As a final follow-up from my pulmonary embolism escapade [click here for the backstory] of August, 2012, I had a stress echocardiogram in March of 2013. Hooked up to EKG leads, I walked for ten minutes at a moderate pace and then had a sonar exam of my heart. Easy-peasy. A week later, the results came back- no damage to my heart. Left ventricle is of normal size. I am fine. After a fashion.
I have a slightly irregular “T” wave. I’ve had it all my life. Three years ago, at the time of my PE, I was 54. I had ridden and raced a bike for over 200,000 miles. “T” waves represent the repolarization of the heartbeat. My heart repolarizes just fine – about 176 times per minute when I am racing.
I have an ejection fraction (EF) of 65. EF measures how much blood is ejected from the left (main pumping) ventricle of the heart. On the high end of normal, 65 can mean the heart is overworked; it has to compensate for stenosis (narrowing) of the blood’s passageway. In my case, it means that I’ve been busting my fitness ass for the last forty years, and my left ventricle is plenty strong as a result. That, and my resting pulse of 52.
But if I was a 54 year old with the typical array of middle-aged health issues (high cholesterol, diabetes, obesity, hypertension), a high-normal EF plus the T-wave issue is a cause for concern. I have none of those issues.
The cardiologist’s PA was concerned.
“Doctor will probably want to do an angiogram,” the PA said.
“Shoot some dye into my heart?” I thought. “No freaking way.”
I explained to her that I was active, very active.
I could hear her nodding.
“Well, still…,” she said.
“Let me explain,” I said. “I ride anywhere from 75-150 miles every week. Except when I was younger, when it was 300 miles per week. I lift twice a week, except when I lift 3 times per week. I don’t know that I’ve missed more than a few days in row, except for injury or some such, since about 1975. I’ve had the T-wave thing all my life. We found out about when I had a VO2max test for the Olympic Training Center back in 1983.
“Look at my chart. It’s all there, right? I had a DVT. I had an embolism. Look at the rest of my numbers. Look at my history. Treat your patient, not your numbers. I’m not sick.”
“Ah. Yes,” she said. “I see. You pretty much slay yourself, don’t you?”
She laughed.
I laughed back.
“Yep, pretty much. Started when I was in high school, just never quit.”

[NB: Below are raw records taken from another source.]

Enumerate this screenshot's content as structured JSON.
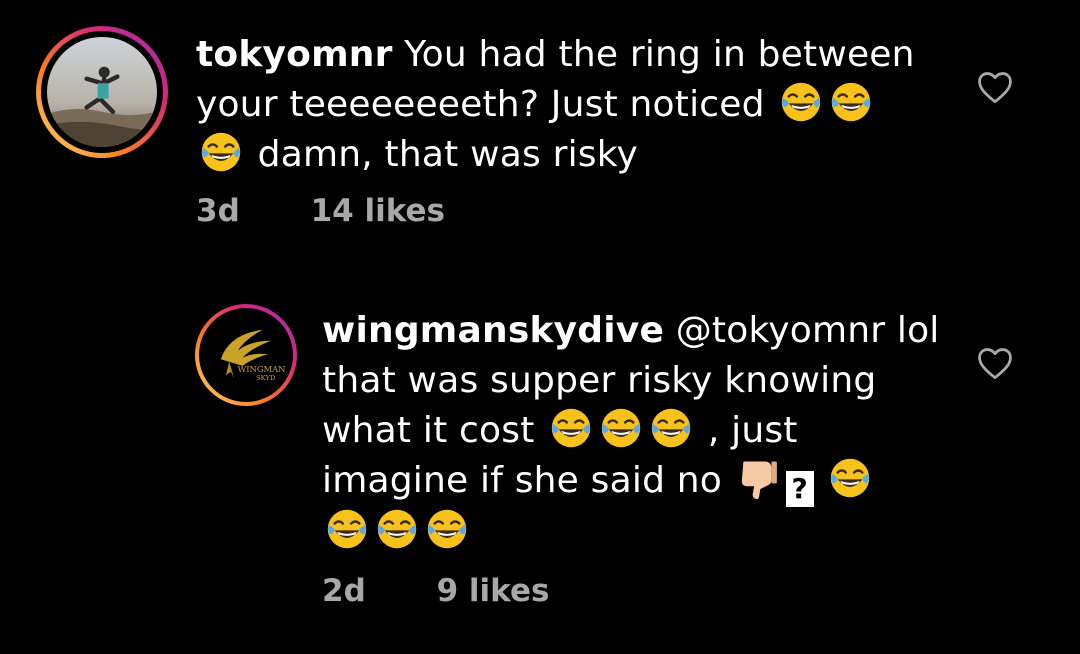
{
  "comments": [
    {
      "username": "tokyomnr",
      "text_parts": {
        "a": "You had the ring in between your teeeeeeeeth? Just noticed",
        "b": "damn, that was risky"
      },
      "age": "3d",
      "likes": "14 likes"
    },
    {
      "username": "wingmanskydive",
      "avatar_text": {
        "line1": "WINGMAN",
        "line2": "SKYD"
      },
      "text_parts": {
        "a": "@tokyomnr lol that was supper risky knowing what it cost",
        "b": ", just imagine if she said no",
        "missing_glyph": "?"
      },
      "age": "2d",
      "likes": "9 likes"
    }
  ],
  "colors": {
    "background": "#000000",
    "text": "#ffffff",
    "meta": "#a8a8a8",
    "story_ring_start": "#feda75",
    "story_ring_mid": "#d62976",
    "story_ring_end": "#962fbf",
    "emoji_face": "#f7c21b",
    "emoji_tears": "#5aa9e6",
    "thumb_skin": "#f5c9a4"
  },
  "icons": {
    "heart": "heart-outline-icon",
    "laugh": "face-with-tears-of-joy-emoji",
    "thumbs_down": "thumbs-down-emoji"
  }
}
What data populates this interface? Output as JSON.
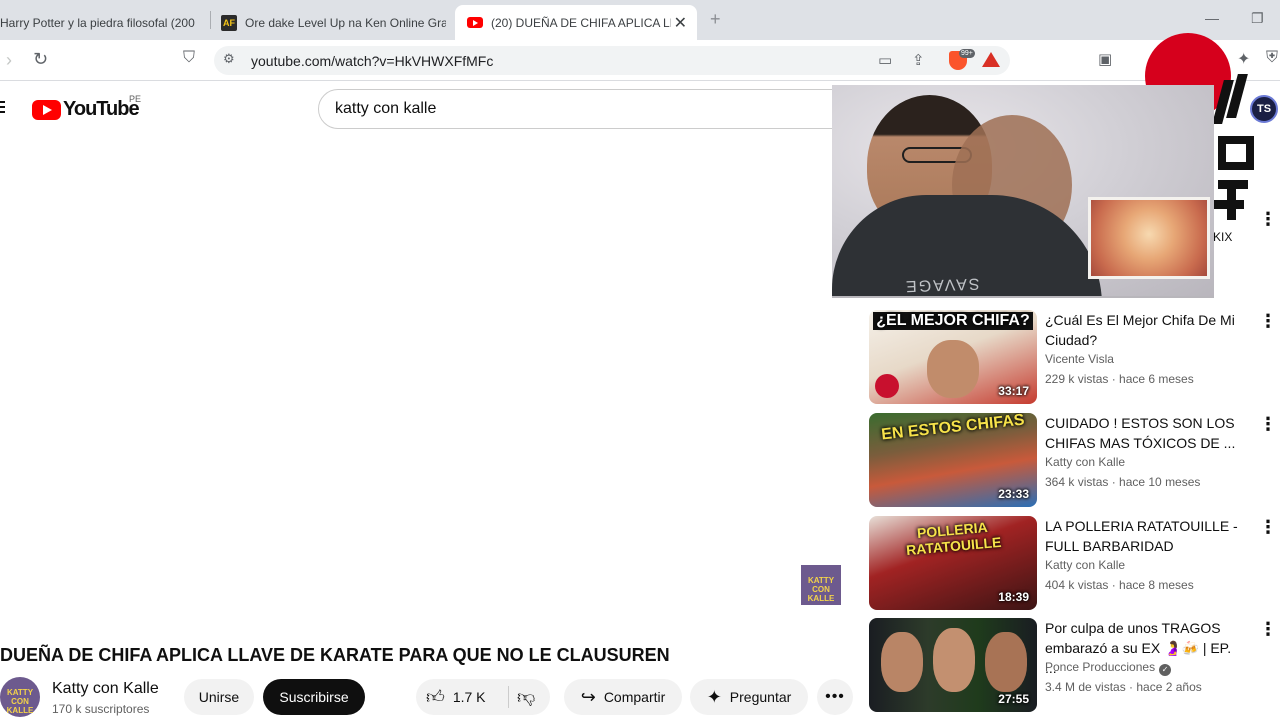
{
  "browser": {
    "tabs": [
      {
        "title": "Harry Potter y la piedra filosofal (200"
      },
      {
        "title": "Ore dake Level Up na Ken Online Gra",
        "favicon": "AF"
      },
      {
        "title": "(20) DUEÑA DE CHIFA APLICA LL"
      }
    ],
    "url": "youtube.com/watch?v=HkVHWXFfMFc",
    "extension_badge": "99+"
  },
  "youtube": {
    "logo": "YouTube",
    "country": "PE",
    "search_value": "katty con kalle"
  },
  "overlay": {
    "shirt_text": "SAVAGE",
    "partial_label": "KIX",
    "avatar_initials": "TS"
  },
  "video": {
    "watermark": "KATTY CON KALLE",
    "title": "DUEÑA DE CHIFA APLICA LLAVE DE KARATE PARA QUE NO LE CLAUSUREN",
    "channel": "Katty con Kalle",
    "subscribers": "170 k suscriptores",
    "join_label": "Unirse",
    "subscribe_label": "Suscribirse",
    "likes": "1.7 K",
    "share_label": "Compartir",
    "ask_label": "Preguntar"
  },
  "recommendations": [
    {
      "title": "¿Cuál Es El Mejor Chifa De Mi Ciudad?",
      "channel": "Vicente Visla",
      "meta": "229 k vistas · hace 6 meses",
      "duration": "33:17",
      "thumb_caption": "¿EL MEJOR CHIFA?"
    },
    {
      "title": "CUIDADO ! ESTOS SON LOS CHIFAS MAS TÓXICOS DE ...",
      "channel": "Katty con Kalle",
      "meta": "364 k vistas · hace 10 meses",
      "duration": "23:33",
      "thumb_caption": "EN ESTOS CHIFAS"
    },
    {
      "title": "LA POLLERIA RATATOUILLE - FULL BARBARIDAD",
      "channel": "Katty con Kalle",
      "meta": "404 k vistas · hace 8 meses",
      "duration": "18:39",
      "thumb_caption": "POLLERIA RATATOUILLE"
    },
    {
      "title": "Por culpa de unos TRAGOS embarazó a su EX 🤰🍻 | EP. ...",
      "channel": "Ponce Producciones",
      "meta": "3.4 M de vistas · hace 2 años",
      "duration": "27:55",
      "thumb_caption": ""
    }
  ],
  "icons": {
    "tab_close": "close-icon",
    "reload": "reload-icon",
    "bookmark": "bookmark-icon",
    "like": "thumbs-up-icon",
    "dislike": "thumbs-down-icon",
    "share": "share-icon",
    "ask": "sparkle-icon",
    "more": "more-horizontal-icon"
  },
  "colors": {
    "brand_red": "#ff0000",
    "subscribe_bg": "#0f0f0f",
    "pill_bg": "#f2f2f2"
  }
}
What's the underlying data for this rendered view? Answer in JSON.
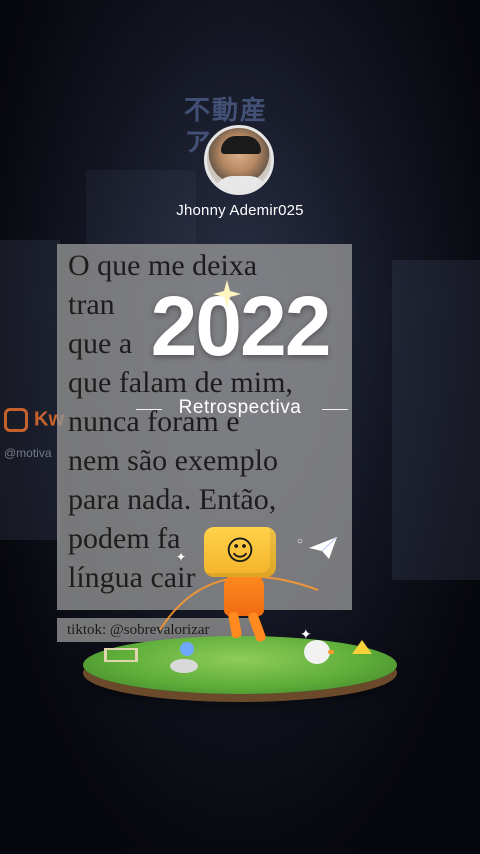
{
  "profile": {
    "username": "Jhonny Ademir025"
  },
  "background": {
    "neon_sign": "不動産\nアク…",
    "kwai_label": "Kw",
    "kwai_handle": "@motiva"
  },
  "quote": {
    "lines": [
      "O que me deixa",
      "tran",
      "que a",
      "que falam de mim,",
      "nunca foram e",
      "nem são exemplo",
      "para nada. Então,",
      "podem fa",
      "língua cair"
    ],
    "tiktok_handle": "tiktok: @sobrevalorizar"
  },
  "overlay": {
    "year": "2022",
    "subtitle": "Retrospectiva"
  },
  "colors": {
    "text_white": "#ffffff",
    "card_gray": "#969696",
    "mascot_yellow": "#ffd24a",
    "mascot_orange": "#ff8b1f",
    "grass_green": "#5fae3a"
  },
  "icons": {
    "sparkle": "sparkle-icon",
    "paper_plane": "paper-plane-icon",
    "mascot": "smiley-box-mascot-icon"
  }
}
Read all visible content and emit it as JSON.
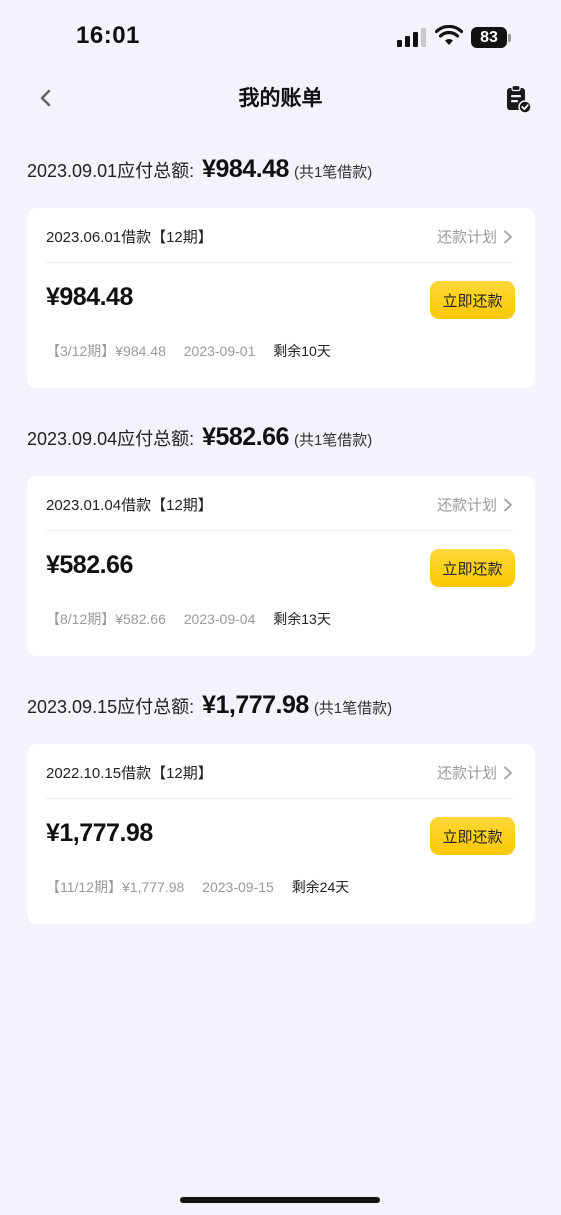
{
  "status_bar": {
    "time": "16:01",
    "battery": "83"
  },
  "nav": {
    "title": "我的账单"
  },
  "labels": {
    "plan_link": "还款计划",
    "pay_button": "立即还款"
  },
  "bills": [
    {
      "header_label": "2023.09.01应付总额:",
      "total": "¥984.48",
      "count": "(共1笔借款)",
      "loan_label": "2023.06.01借款【12期】",
      "amount": "¥984.48",
      "period": "【3/12期】¥984.48",
      "due_date": "2023-09-01",
      "remaining": "剩余10天"
    },
    {
      "header_label": "2023.09.04应付总额:",
      "total": "¥582.66",
      "count": "(共1笔借款)",
      "loan_label": "2023.01.04借款【12期】",
      "amount": "¥582.66",
      "period": "【8/12期】¥582.66",
      "due_date": "2023-09-04",
      "remaining": "剩余13天"
    },
    {
      "header_label": "2023.09.15应付总额:",
      "total": "¥1,777.98",
      "count": "(共1笔借款)",
      "loan_label": "2022.10.15借款【12期】",
      "amount": "¥1,777.98",
      "period": "【11/12期】¥1,777.98",
      "due_date": "2023-09-15",
      "remaining": "剩余24天"
    }
  ],
  "icons": {
    "back": "chevron-left-icon",
    "right_action": "clipboard-check-icon",
    "plan_link": "chevron-right-icon"
  },
  "colors": {
    "background": "#f4f2fb",
    "button": "#fbc800",
    "muted_text": "#9a9a9a"
  }
}
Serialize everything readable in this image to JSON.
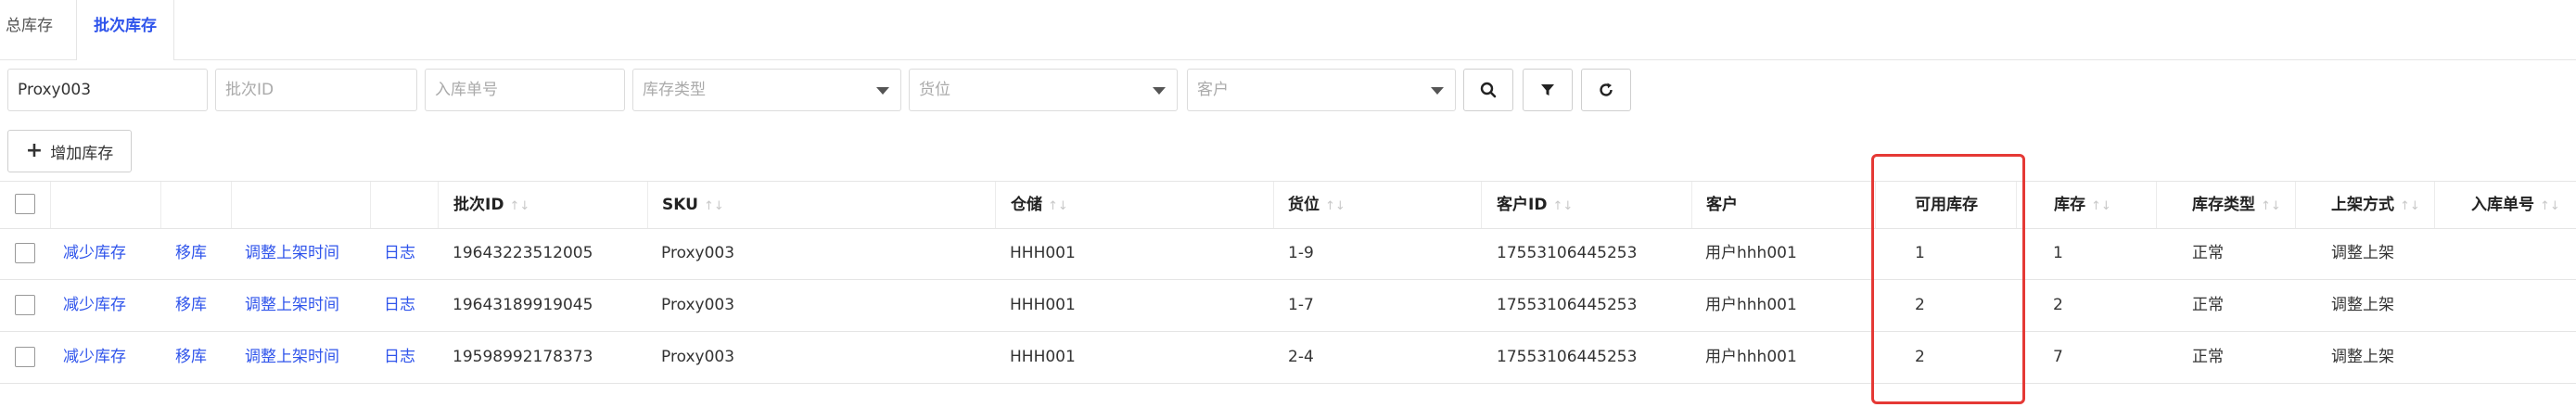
{
  "tabs": [
    "总库存",
    "批次库存"
  ],
  "filters": {
    "sku_value": "Proxy003",
    "batch_id_placeholder": "批次ID",
    "inbound_no_placeholder": "入库单号",
    "stock_type_placeholder": "库存类型",
    "location_placeholder": "货位",
    "customer_placeholder": "客户"
  },
  "toolbar": {
    "add_stock_label": "增加库存"
  },
  "table": {
    "headers": [
      "批次ID",
      "SKU",
      "仓储",
      "货位",
      "客户ID",
      "客户",
      "可用库存",
      "库存",
      "库存类型",
      "上架方式",
      "入库单号"
    ],
    "actions": [
      "减少库存",
      "移库",
      "调整上架时间",
      "日志"
    ],
    "rows": [
      {
        "batch_id": "19643223512005",
        "sku": "Proxy003",
        "warehouse": "HHH001",
        "location": "1-9",
        "customer_id": "17553106445253",
        "customer": "用户hhh001",
        "available": "1",
        "stock": "1",
        "stock_type": "正常",
        "shelf_method": "调整上架",
        "inbound_no": ""
      },
      {
        "batch_id": "19643189919045",
        "sku": "Proxy003",
        "warehouse": "HHH001",
        "location": "1-7",
        "customer_id": "17553106445253",
        "customer": "用户hhh001",
        "available": "2",
        "stock": "2",
        "stock_type": "正常",
        "shelf_method": "调整上架",
        "inbound_no": ""
      },
      {
        "batch_id": "19598992178373",
        "sku": "Proxy003",
        "warehouse": "HHH001",
        "location": "2-4",
        "customer_id": "17553106445253",
        "customer": "用户hhh001",
        "available": "2",
        "stock": "7",
        "stock_type": "正常",
        "shelf_method": "调整上架",
        "inbound_no": ""
      }
    ]
  },
  "colors": {
    "accent": "#2f54eb",
    "highlight": "#e53935"
  }
}
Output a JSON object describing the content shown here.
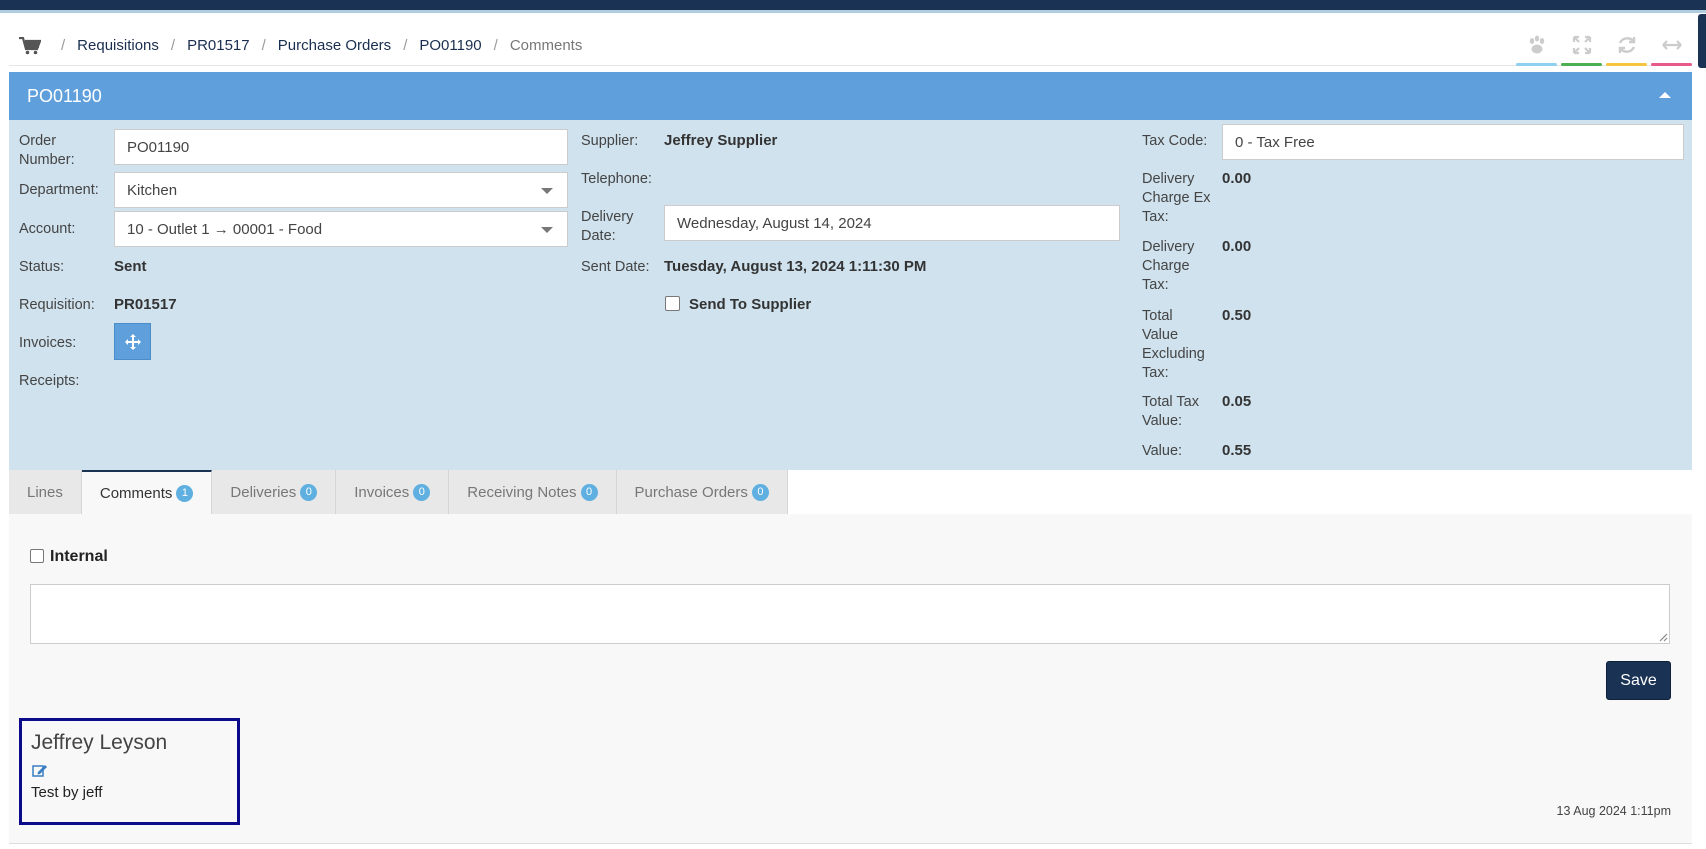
{
  "breadcrumb": {
    "items": [
      "Requisitions",
      "PR01517",
      "Purchase Orders",
      "PO01190"
    ],
    "current": "Comments",
    "separator": "/"
  },
  "toolbar": {
    "icons": [
      "paw-icon",
      "expand-icon",
      "refresh-icon",
      "resize-horizontal-icon"
    ],
    "accent_colors": [
      "#8fd0f0",
      "#4caf50",
      "#f5c542",
      "#e85a8a"
    ]
  },
  "panel": {
    "title": "PO01190"
  },
  "order": {
    "order_number_label": "Order Number:",
    "order_number": "PO01190",
    "department_label": "Department:",
    "department": "Kitchen",
    "account_label": "Account:",
    "account": "10 - Outlet 1 → 00001 - Food",
    "status_label": "Status:",
    "status": "Sent",
    "requisition_label": "Requisition:",
    "requisition": "PR01517",
    "invoices_label": "Invoices:",
    "receipts_label": "Receipts:"
  },
  "supplier": {
    "supplier_label": "Supplier:",
    "supplier": "Jeffrey Supplier",
    "telephone_label": "Telephone:",
    "delivery_date_label": "Delivery Date:",
    "delivery_date": "Wednesday, August 14, 2024",
    "sent_date_label": "Sent Date:",
    "sent_date": "Tuesday, August 13, 2024 1:11:30 PM",
    "send_to_supplier_label": "Send To Supplier"
  },
  "totals": {
    "tax_code_label": "Tax Code:",
    "tax_code": "0 - Tax Free",
    "delivery_ex_tax_label": "Delivery Charge Ex Tax:",
    "delivery_ex_tax": "0.00",
    "delivery_tax_label": "Delivery Charge Tax:",
    "delivery_tax": "0.00",
    "total_ex_tax_label": "Total Value Excluding Tax:",
    "total_ex_tax": "0.50",
    "total_tax_label": "Total Tax Value:",
    "total_tax": "0.05",
    "value_label": "Value:",
    "value": "0.55"
  },
  "tabs": [
    {
      "label": "Lines",
      "badge": null
    },
    {
      "label": "Comments",
      "badge": "1"
    },
    {
      "label": "Deliveries",
      "badge": "0"
    },
    {
      "label": "Invoices",
      "badge": "0"
    },
    {
      "label": "Receiving Notes",
      "badge": "0"
    },
    {
      "label": "Purchase Orders",
      "badge": "0"
    }
  ],
  "comments": {
    "internal_label": "Internal",
    "save_label": "Save",
    "entries": [
      {
        "author": "Jeffrey Leyson",
        "text": "Test by jeff",
        "time": "13 Aug 2024 1:11pm"
      }
    ]
  },
  "colors": {
    "header_blue": "#5fa0dc",
    "panel_bg": "#cfe2ee",
    "navy": "#1a3355"
  }
}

“This echo makes a lot more sense, then. Listen, let me double check with the doctor,” she said. “I think you’re fine. If you don’t hear back from me by the end of the day, don’t worry about it. Good? Good.”
What a great phrase – You pretty much slay yourself, don’t you?
This begs the question.
Why do we slay ourselves?
1) It is real. Hard work; on the bike, the weight room, rowing, running – is visceral. Nothing gets me more in touch with my true nature than sprinting right up, and sometimes over, the edge of my perceived physical limits. The Stoics said, “Punish the Body. Purify the Soul.”
2) It feels good. A momentary victory over gravity and blood and breath and anatomy and physics and psyche satisfies the body, soul, and the mind. As ace climber and Gym Jones founder Mark Twight once said “It doesn’t need to be fun to be fun.”
3) Vanity. I like how I look. Simple. It may be the armor that I have chosen to put on in life, but I like it. I earned it. I own it. Said Diana Vreeland, style and fashion’s Grande Dame, “I loathe narcissism, but I approve of vanity.”
4) Because I can. I lost my younger brother Michael to a particularly virulent squamous cell carcinoma of the tongue in December of 2012. For the last two years of Michael’s life, even a one block walk or 20 minutes of PT exhausted him. Had I waited another week, or perhaps another day, my embolism would have killed me. It didn’t. When I set foot in the weight room, when I put a leg over my bike, when I snap into my skis – I do so fully aware that my best friend Michael won’t be joining me in body again. I do so fully aware of how close I came to losing this chance to use this body, fearfully & wonderfully made (Psalm 139), ever again.
Why do we slay ourselves?
How can we not?
A related version of this appeared here on April 26, 2013.
I enjoyed your post and your openness on the topic. Clearly you find your physical conditioning to be important, and it is, and I enjoy how you document your interactions with your doctor. When you mention how we slay ourselves, I think its really important how you identified the good feelings behind working hard for some physical goal, whatever that may be. These types of goals are important and can, perhaps, be tied to achieving other goals in life as well! Slay on!